Il se trouve que la France est l’un des États membres de l’Union européenne les plus stricts en matière de gestion des déchets radioactifs. Pour vous donner une idée de la philosophie adoptée, nous ne tolérons pas qu’un objet ayant pénétré dans une installation nucléaire, dans laquelle il existe un risque de dispersion ou de contamination, soit rejeté dans les filières classiques de déchets.
Il se trouve que la France est l’un des États membres de l’Union européenne les plus stricts en matière de gestion des déchets radioactifs.
Contrairement à d’autres états membres de l’Union, il n’existe pas de « seuils de libération ». L’Allemagne, la Belgique et l’Espagne, par exemple, appliquent la directive européenne — les valeurs en becquerels totaux, ou en becquerels par gramme (activité massique), en dessous desquelles les déchets peuvent être rejetés dans le cycle normal. Ce qui s’explique par le fait que l’activité des radionucléides présents dans les déchets est considérée comme si faible qu’elle n’a aucun impact sur la santé humaine ou l’environnement. Cela vient de changer, ce 14 février 2022, après la publication de deux décrets qui concernent des matières métalliques valorisables, mais légèrement contaminées.

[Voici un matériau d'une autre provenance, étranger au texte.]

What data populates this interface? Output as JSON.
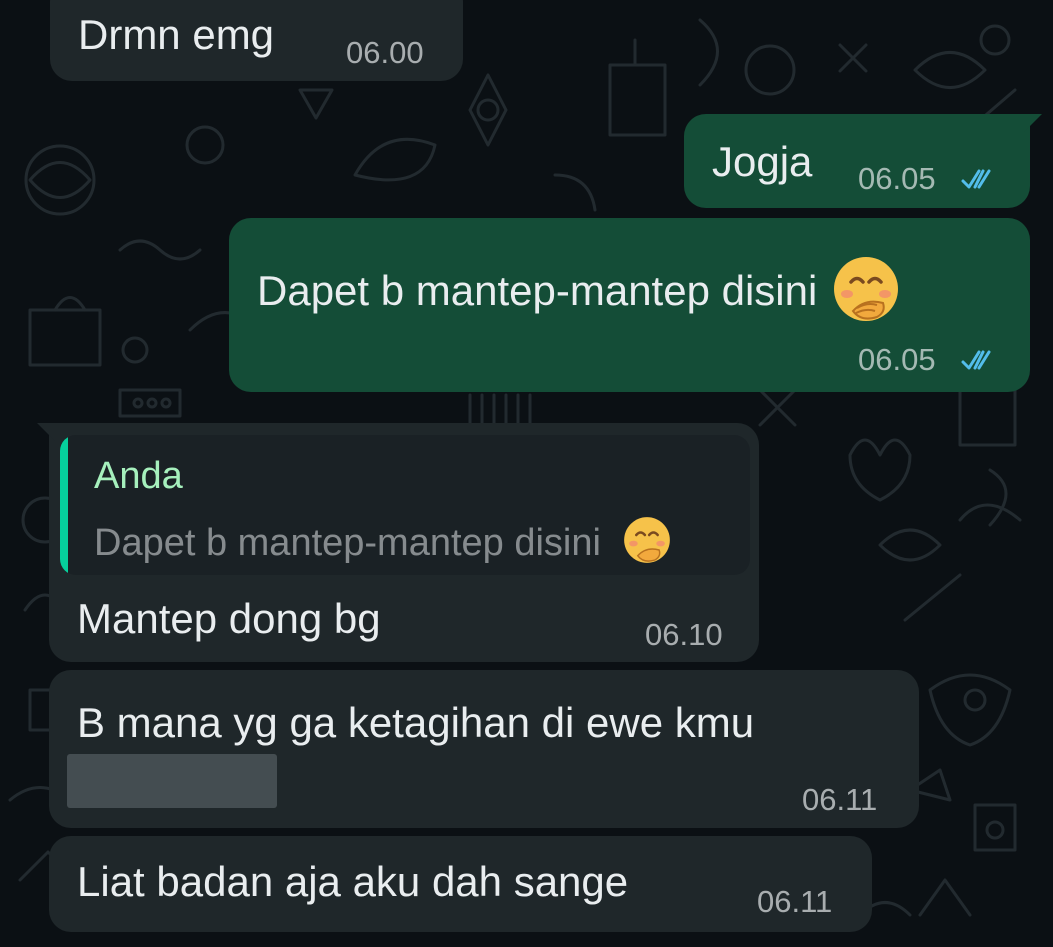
{
  "messages": [
    {
      "id": "m1",
      "direction": "incoming",
      "text": "Drmn emg",
      "time": "06.00"
    },
    {
      "id": "m2",
      "direction": "outgoing",
      "text": "Jogja",
      "time": "06.05",
      "status_icon": "double-check-icon"
    },
    {
      "id": "m3",
      "direction": "outgoing",
      "text": "Dapet b mantep-mantep disini",
      "emoji_icon": "face-with-hand-over-mouth-icon",
      "time": "06.05",
      "status_icon": "double-check-icon"
    },
    {
      "id": "m4",
      "direction": "incoming",
      "reply": {
        "author": "Anda",
        "text": "Dapet b mantep-mantep disini",
        "emoji_icon": "face-with-hand-over-mouth-icon"
      },
      "text": "Mantep dong bg",
      "time": "06.10"
    },
    {
      "id": "m5",
      "direction": "incoming",
      "text": "B mana yg ga ketagihan di ewe kmu",
      "time": "06.11",
      "redacted_line": true
    },
    {
      "id": "m6",
      "direction": "incoming",
      "text": "Liat badan aja aku dah sange",
      "time": "06.11"
    }
  ],
  "colors": {
    "background": "#0b1014",
    "incoming_bubble": "#1f272a",
    "outgoing_bubble": "#144d37",
    "read_tick": "#53bdeb",
    "quote_bar": "#06cf9c",
    "quote_author": "#a6f0bd"
  }
}
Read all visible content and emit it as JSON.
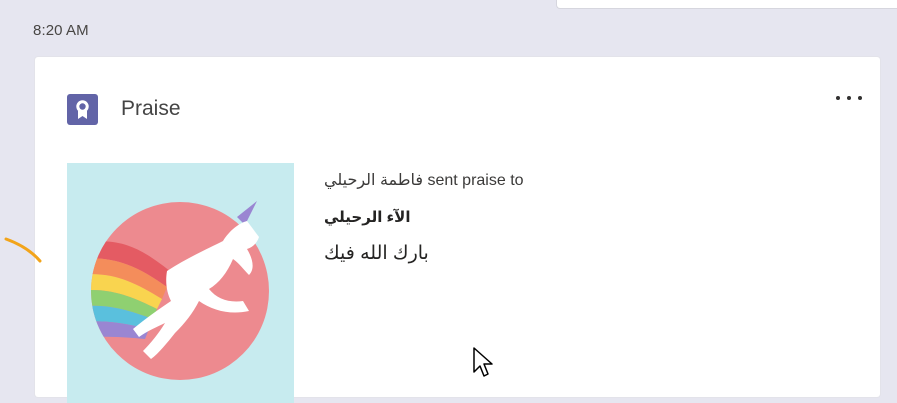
{
  "timestamp": "8:20 AM",
  "card": {
    "icon": "praise-badge-icon",
    "title": "Praise",
    "more_label": "•••",
    "image": "unicorn-badge-image",
    "sender_line": "فاطمة الرحيلي sent praise to",
    "recipient": "الآء الرحيلي",
    "message": "بارك الله فيك"
  },
  "colors": {
    "background": "#e6e6f0",
    "accent": "#6264a7",
    "image_background": "#c7ebef",
    "circle": "#ed8a8f",
    "annotation": "#f2a41a"
  }
}
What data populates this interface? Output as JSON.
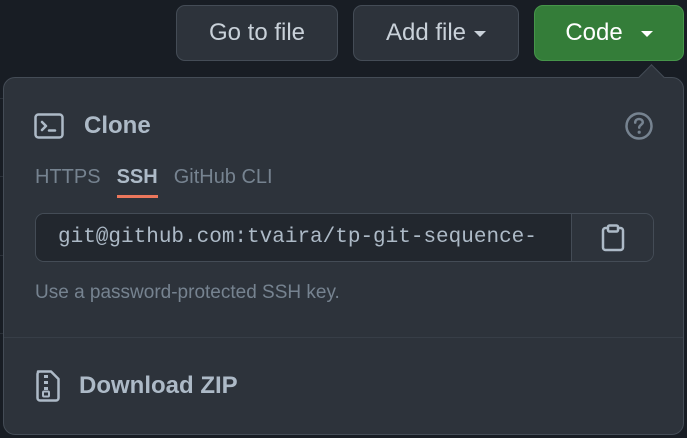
{
  "toolbar": {
    "go_to_file": "Go to file",
    "add_file": "Add file",
    "code": "Code"
  },
  "clone": {
    "title": "Clone",
    "tabs": [
      {
        "label": "HTTPS",
        "active": false
      },
      {
        "label": "SSH",
        "active": true
      },
      {
        "label": "GitHub CLI",
        "active": false
      }
    ],
    "url_value": "git@github.com:tvaira/tp-git-sequence-",
    "hint": "Use a password-protected SSH key."
  },
  "download": {
    "label": "Download ZIP"
  },
  "colors": {
    "code_button": "#347d39",
    "active_tab_underline": "#ec775c",
    "panel_bg": "#2d333b"
  },
  "icons": {
    "terminal": "terminal-icon",
    "help": "question-icon",
    "copy": "clipboard-icon",
    "zip": "file-zip-icon"
  }
}
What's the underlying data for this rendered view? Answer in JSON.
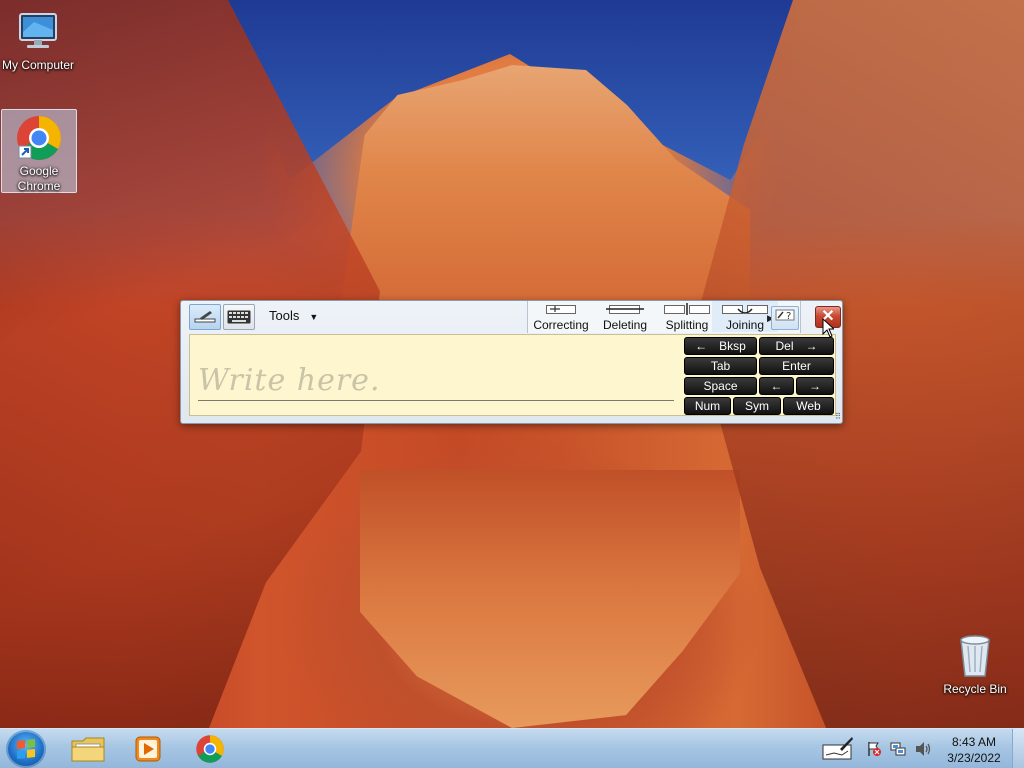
{
  "desktop": {
    "icons": [
      {
        "label": "My Computer"
      },
      {
        "label": "Google\nChrome"
      },
      {
        "label": "Recycle Bin"
      }
    ]
  },
  "input_panel": {
    "tools_label": "Tools",
    "gestures": [
      {
        "label": "Correcting"
      },
      {
        "label": "Deleting"
      },
      {
        "label": "Splitting"
      },
      {
        "label": "Joining"
      }
    ],
    "write_hint": "Write here.",
    "keys": {
      "bksp": "Bksp",
      "del": "Del",
      "tab": "Tab",
      "enter": "Enter",
      "space": "Space",
      "num": "Num",
      "sym": "Sym",
      "web": "Web",
      "left_arrow": "←",
      "right_arrow": "→"
    },
    "close_glyph": "✕"
  },
  "taskbar": {
    "time": "8:43 AM",
    "date": "3/23/2022"
  },
  "colors": {
    "taskbar": "#a7c6e3",
    "writing_pad": "#fdf6cf",
    "close_button": "#c84a34",
    "key": "#1a1a1a"
  },
  "icons": {
    "computer": "computer-icon",
    "chrome": "chrome-icon",
    "recycle": "recycle-bin-icon",
    "pen": "pen-icon",
    "keyboard": "keyboard-icon",
    "help": "help-icon",
    "start": "start-orb-icon",
    "explorer": "folder-icon",
    "media": "media-player-icon",
    "tablet": "tablet-input-icon",
    "action_center": "action-center-icon",
    "network": "network-icon",
    "volume": "volume-icon"
  }
}
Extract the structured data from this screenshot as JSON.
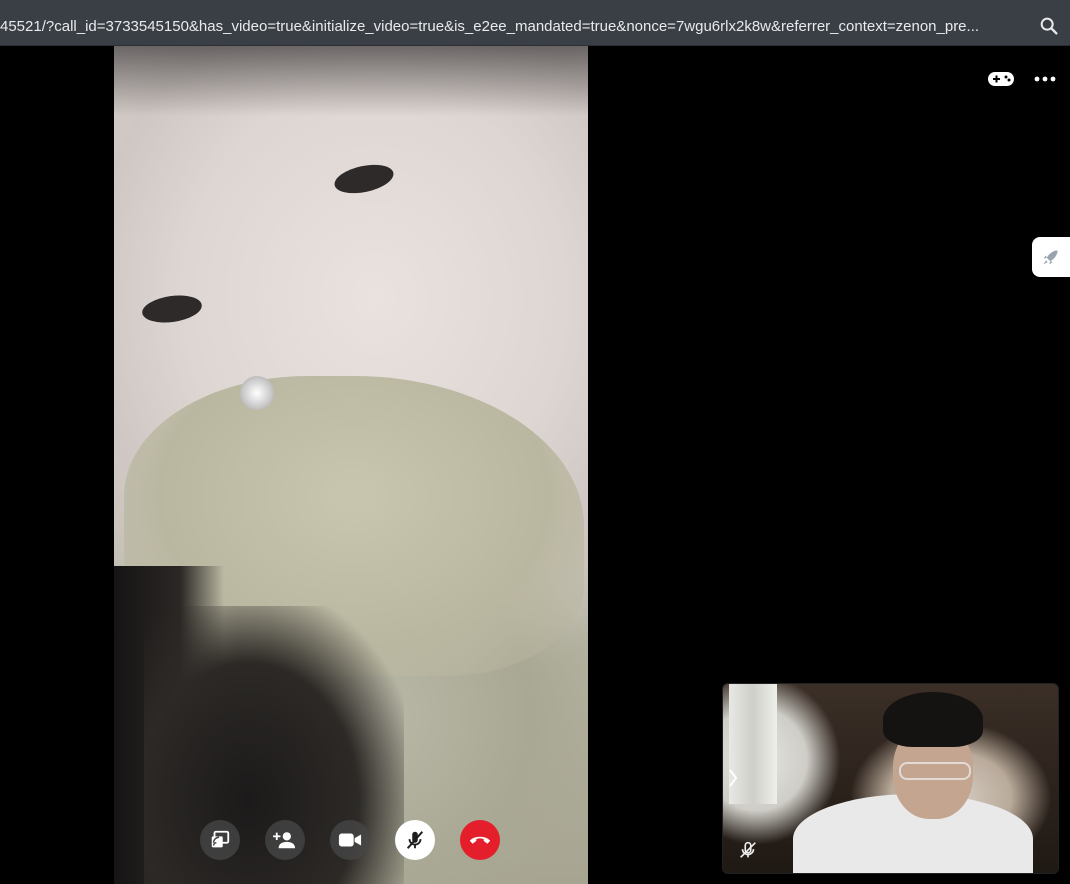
{
  "browser": {
    "url": "45521/?call_id=3733545150&has_video=true&initialize_video=true&is_e2ee_mandated=true&nonce=7wgu6rlx2k8w&referrer_context=zenon_pre..."
  },
  "icons": {
    "address_bar": "search-zoom-icon",
    "top_right": [
      "gamepad-icon",
      "more-options-icon"
    ],
    "side_tab": "rocket-icon",
    "call_controls": [
      "share-screen-icon",
      "add-person-icon",
      "video-camera-icon",
      "mute-microphone-icon",
      "end-call-icon"
    ],
    "self_view": [
      "chevron-right-icon",
      "microphone-muted-icon"
    ]
  },
  "colors": {
    "address_bar": "#3a3f45",
    "end_call": "#e41e2b",
    "control_dark": "#464646",
    "background": "#000000"
  },
  "state": {
    "microphone_muted": true,
    "video_on": true
  }
}
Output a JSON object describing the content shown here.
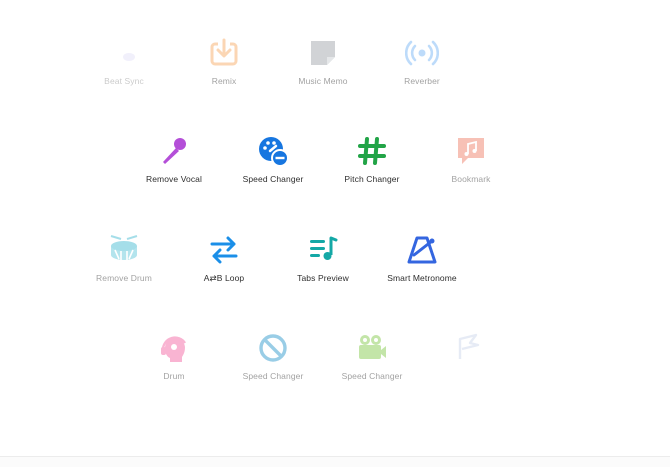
{
  "tiles": [
    {
      "row": 0,
      "col": 0,
      "label": "Beat Sync",
      "name": "beat-sync",
      "icon": "sparkle-icon",
      "color": "#c9c4f2",
      "state": "ghost"
    },
    {
      "row": 0,
      "col": 1,
      "label": "Remix",
      "name": "remix",
      "icon": "download-tray-icon",
      "color": "#f7a55b",
      "state": "faded"
    },
    {
      "row": 0,
      "col": 2,
      "label": "Music Memo",
      "name": "music-memo",
      "icon": "sticky-note-icon",
      "color": "#9aa0a6",
      "state": "faded"
    },
    {
      "row": 0,
      "col": 3,
      "label": "Reverber",
      "name": "reverber",
      "icon": "broadcast-icon",
      "color": "#6fb0f5",
      "state": "faded"
    },
    {
      "row": 1,
      "col": 1,
      "label": "Remove Vocal",
      "name": "remove-vocal",
      "icon": "microphone-icon",
      "color": "#b44fd8",
      "state": "normal"
    },
    {
      "row": 1,
      "col": 2,
      "label": "Speed Changer",
      "name": "speed-changer",
      "icon": "gauge-minus-icon",
      "color": "#1776e0",
      "state": "normal"
    },
    {
      "row": 1,
      "col": 3,
      "label": "Pitch Changer",
      "name": "pitch-changer",
      "icon": "hashtag-icon",
      "color": "#22a447",
      "state": "normal"
    },
    {
      "row": 1,
      "col": 4,
      "label": "Bookmark",
      "name": "bookmark",
      "icon": "music-note-chat-icon",
      "color": "#ee7860",
      "state": "faded"
    },
    {
      "row": 2,
      "col": 0,
      "label": "Remove Drum",
      "name": "remove-drum",
      "icon": "drum-icon",
      "color": "#3ab7cf",
      "state": "faded"
    },
    {
      "row": 2,
      "col": 1,
      "label": "A⇄B Loop",
      "name": "ab-loop",
      "icon": "swap-arrows-icon",
      "color": "#1b8fe8",
      "state": "normal"
    },
    {
      "row": 2,
      "col": 2,
      "label": "Tabs Preview",
      "name": "tabs-preview",
      "icon": "playlist-icon",
      "color": "#14a8a6",
      "state": "normal"
    },
    {
      "row": 2,
      "col": 3,
      "label": "Smart Metronome",
      "name": "smart-metronome",
      "icon": "metronome-icon",
      "color": "#3466e0",
      "state": "normal"
    },
    {
      "row": 3,
      "col": 0,
      "label": "Drum",
      "name": "drum-headphones",
      "icon": "head-headphones-icon",
      "color": "#f25a9c",
      "state": "faded"
    },
    {
      "row": 3,
      "col": 1,
      "label": "Speed Changer",
      "name": "speed-changer-2",
      "icon": "block-icon",
      "color": "#1f91c9",
      "state": "faded"
    },
    {
      "row": 3,
      "col": 2,
      "label": "Speed Changer",
      "name": "speed-changer-3",
      "icon": "video-camera-icon",
      "color": "#7cc63f",
      "state": "faded"
    },
    {
      "row": 3,
      "col": 3,
      "label": "",
      "name": "unknown-tile",
      "icon": "flag-icon",
      "color": "#9fb2d8",
      "state": "ghost"
    }
  ]
}
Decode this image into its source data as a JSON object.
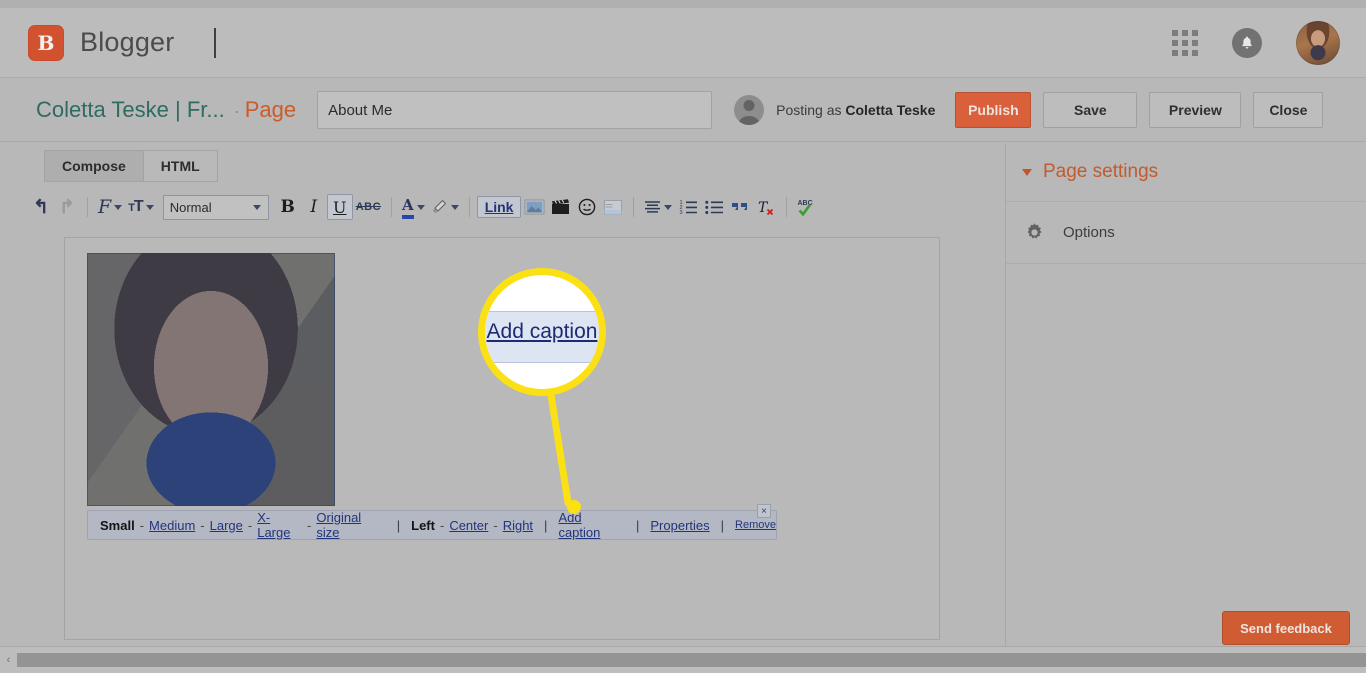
{
  "header": {
    "brand_name": "Blogger",
    "logo_letter": "B",
    "icons": {
      "apps": "apps-grid-icon",
      "bell": "notifications-bell-icon",
      "avatar": "user-avatar"
    }
  },
  "titlerow": {
    "blog_name": "Coletta Teske | Fr...",
    "separator": "·",
    "page_label": "Page",
    "post_title_value": "About Me",
    "post_title_placeholder": "Page title",
    "posting_as_prefix": "Posting as ",
    "posting_as_user": "Coletta Teske",
    "publish_label": "Publish",
    "save_label": "Save",
    "preview_label": "Preview",
    "close_label": "Close"
  },
  "editor": {
    "tabs": [
      {
        "label": "Compose",
        "active": true
      },
      {
        "label": "HTML",
        "active": false
      }
    ],
    "format_select_value": "Normal",
    "toolbar_icons": [
      "undo-icon",
      "redo-icon",
      "font-family-icon",
      "font-size-icon",
      "bold-icon",
      "italic-icon",
      "underline-icon",
      "strikethrough-icon",
      "text-color-icon",
      "highlight-color-icon",
      "link-button",
      "insert-image-icon",
      "insert-video-icon",
      "insert-emoji-icon",
      "jump-break-icon",
      "alignment-icon",
      "numbered-list-icon",
      "bulleted-list-icon",
      "blockquote-icon",
      "remove-formatting-icon",
      "spellcheck-icon"
    ],
    "link_label": "Link",
    "strikethrough_label": "ABC",
    "spellcheck_label": "ABC"
  },
  "image_toolbar": {
    "sizes": [
      {
        "label": "Small",
        "selected": true
      },
      {
        "label": "Medium",
        "selected": false
      },
      {
        "label": "Large",
        "selected": false
      },
      {
        "label": "X-Large",
        "selected": false
      },
      {
        "label": "Original size",
        "selected": false
      }
    ],
    "alignments": [
      {
        "label": "Left",
        "selected": true
      },
      {
        "label": "Center",
        "selected": false
      },
      {
        "label": "Right",
        "selected": false
      }
    ],
    "add_caption_label": "Add caption",
    "properties_label": "Properties",
    "remove_label": "Remove",
    "close_glyph": "×",
    "dash": "-",
    "pipe": "|"
  },
  "callout": {
    "zoom_text": "Add caption",
    "ring_color": "#fbe114"
  },
  "sidebar": {
    "settings_title": "Page settings",
    "items": [
      {
        "label": "Options",
        "icon": "gear-icon"
      }
    ],
    "feedback_label": "Send feedback"
  },
  "scrollbar": {
    "left_arrow": "‹"
  },
  "colors": {
    "brand_orange": "#d2522f",
    "publish_orange": "#d9603a",
    "feedback_orange": "#cf5c33",
    "blog_teal": "#2e6b61",
    "page_orange": "#cc5b2a",
    "link_blue": "#23357a",
    "callout_yellow": "#fbe114"
  }
}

À la suite d’un rapport écrit, nous envoyons la lettre de suite et le destinataire dispose de deux mois pour répondre et mettre en œuvre nos demandes. S’il choisit de ne pas le faire, nous lui adressons alors une mise en demeure. Si celle-ci est ignorée, nous pouvons suspendre l’activité du site (ce qui n’arrive pas très souvent, heureusement).
La lettre de suivi est rendue publique et publiée sur le site internet de l’ASN. Le dernier gros événement en France s’est passé à l’hôpital d’Épinal dans les années 2005 – 2006, où il y a eu plusieurs cohortes de patients surexposées à la radioactivité. Certains patients sont décédés. Cette situation a effectivement mérité inspection, plainte, action en justice, procès, et condamnation.
D’autres déchets
Dans cet article, nous avons principalement parlé de déchets liés aux exploitants nucléaires, parce que cette catégorie représente aujourd’hui, 95 % des déchets en France. Mais, il reste 5 % de déchets dits de petits producteurs, qui quant à eux viennent d’autres horizons. Nous avons en particulier tous les instituts de recherche qui utilisent des sources non scellées et des sources en général liquides. Ces organismes sont tenus de restituer tout déchet à base de tritium et de carbone-14 — ayant subi des périodes de radioactivité supérieures à 100 jours — à l’Agence nationale de gestion des déchets radioactifs (l’Andra). Cette catégorie de déchet représente un faible volume, mais elle existe tout de même.
Il faut savoir aussi qu’un certain nombre d’entités en France est autorisé à utiliser ce genre de sources radioactives. C’est le cas par exemple chez Sanofi Pasteur, l’Inra, l’Inserm, le laboratoire de la police scientifique. Dans certains cas, ces entités sont tenues de faire reprendre leurs déchets par l’Andra, même s’ils prennent un petit volume pas très irradiant.
Enfin, il y a une dernière catégorie plus grand public : tous les objets anciens qui contenaient du radium doivent être récupérés. Vous avez effectivement toute l’industrie horlogère, d’autres petits objets qui contiennent de la radioactivité, soit artificielle, soit naturelle. Nous avons tous vu ce genre d’objets dans des brocantes et nous en avons peut-être chez nous.